I have checked myself in my shaving mirror–and I am I, just as I am today, not as I may have been when Heidi and I were lovers. How can I be as I am, and she be as she is? Something has gone wrong. Something is out of joint. I'm not blind and I'm not forgetting the greater part of my life was spent with another woman I grew to love even more dearly and with whom I fathered three sons–one now in Minneapolis, one in Atlanta and the other buried beside her in Evergreen. Heidi and I never got off the ground.
With the slipping away of Seymour and the coming of Hugo, my mind is in a whirl. Perhaps the night will bring an answer. It often does. I have always believed that if one sleeps alone one can solve the problems that the world cannot solve on its own.

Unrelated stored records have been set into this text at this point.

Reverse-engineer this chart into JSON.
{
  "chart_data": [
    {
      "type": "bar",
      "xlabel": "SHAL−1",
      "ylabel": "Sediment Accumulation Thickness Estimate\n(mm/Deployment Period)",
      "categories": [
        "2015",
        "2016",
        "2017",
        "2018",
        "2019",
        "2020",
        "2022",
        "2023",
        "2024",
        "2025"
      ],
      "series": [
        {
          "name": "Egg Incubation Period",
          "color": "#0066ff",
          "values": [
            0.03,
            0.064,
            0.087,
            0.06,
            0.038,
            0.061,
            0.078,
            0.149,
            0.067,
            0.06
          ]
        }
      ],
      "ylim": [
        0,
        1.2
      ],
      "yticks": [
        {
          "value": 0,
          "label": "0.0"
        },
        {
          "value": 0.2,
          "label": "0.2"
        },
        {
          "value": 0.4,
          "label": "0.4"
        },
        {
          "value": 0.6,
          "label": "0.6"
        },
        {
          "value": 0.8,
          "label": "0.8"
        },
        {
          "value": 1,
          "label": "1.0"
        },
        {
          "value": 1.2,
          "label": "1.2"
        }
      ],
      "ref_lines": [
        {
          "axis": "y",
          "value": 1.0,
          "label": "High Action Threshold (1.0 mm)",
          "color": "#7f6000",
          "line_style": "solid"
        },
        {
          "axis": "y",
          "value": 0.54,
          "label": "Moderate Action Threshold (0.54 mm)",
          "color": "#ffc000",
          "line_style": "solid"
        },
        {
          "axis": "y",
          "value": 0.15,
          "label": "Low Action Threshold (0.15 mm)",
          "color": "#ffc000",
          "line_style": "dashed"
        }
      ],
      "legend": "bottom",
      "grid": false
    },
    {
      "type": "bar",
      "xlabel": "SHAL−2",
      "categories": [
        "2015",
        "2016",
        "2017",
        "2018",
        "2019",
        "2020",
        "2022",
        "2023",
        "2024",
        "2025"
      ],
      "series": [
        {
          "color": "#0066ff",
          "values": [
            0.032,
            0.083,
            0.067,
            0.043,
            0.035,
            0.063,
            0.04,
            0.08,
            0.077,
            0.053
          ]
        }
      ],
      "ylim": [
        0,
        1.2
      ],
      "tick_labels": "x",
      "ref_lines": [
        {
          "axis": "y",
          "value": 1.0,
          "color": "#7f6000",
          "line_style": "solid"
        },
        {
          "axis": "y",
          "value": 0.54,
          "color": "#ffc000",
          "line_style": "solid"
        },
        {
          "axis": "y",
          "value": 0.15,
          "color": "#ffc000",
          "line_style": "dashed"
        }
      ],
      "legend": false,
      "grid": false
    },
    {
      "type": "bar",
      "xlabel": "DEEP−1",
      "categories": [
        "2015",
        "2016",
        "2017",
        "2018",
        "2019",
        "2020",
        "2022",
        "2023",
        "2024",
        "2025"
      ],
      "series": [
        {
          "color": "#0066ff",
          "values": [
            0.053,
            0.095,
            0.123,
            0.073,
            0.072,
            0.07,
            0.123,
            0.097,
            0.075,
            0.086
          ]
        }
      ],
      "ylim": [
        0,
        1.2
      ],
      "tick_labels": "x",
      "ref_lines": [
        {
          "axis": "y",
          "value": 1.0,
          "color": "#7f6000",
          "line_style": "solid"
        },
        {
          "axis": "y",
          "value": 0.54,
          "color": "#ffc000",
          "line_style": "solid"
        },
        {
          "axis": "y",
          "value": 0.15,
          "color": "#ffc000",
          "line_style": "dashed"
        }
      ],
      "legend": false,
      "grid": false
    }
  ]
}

O'Casey tells me it's dinner time. "Shake your ass and get down there," she tells me.
"Would the world suffer if I ate here in my room?"
"Look, this ain't the Plaza, Dexter ain't meals on wheels–you're one of the ambulatories–move it–move it!"
Prodding is one thing O'Casey does well–at both ends of the spectrum, and there was no way I could explain the spot I was in, so I pulled myself together and followed her slowly down the stairs knowing I would see Heidi/Claudine sitting at the staff table.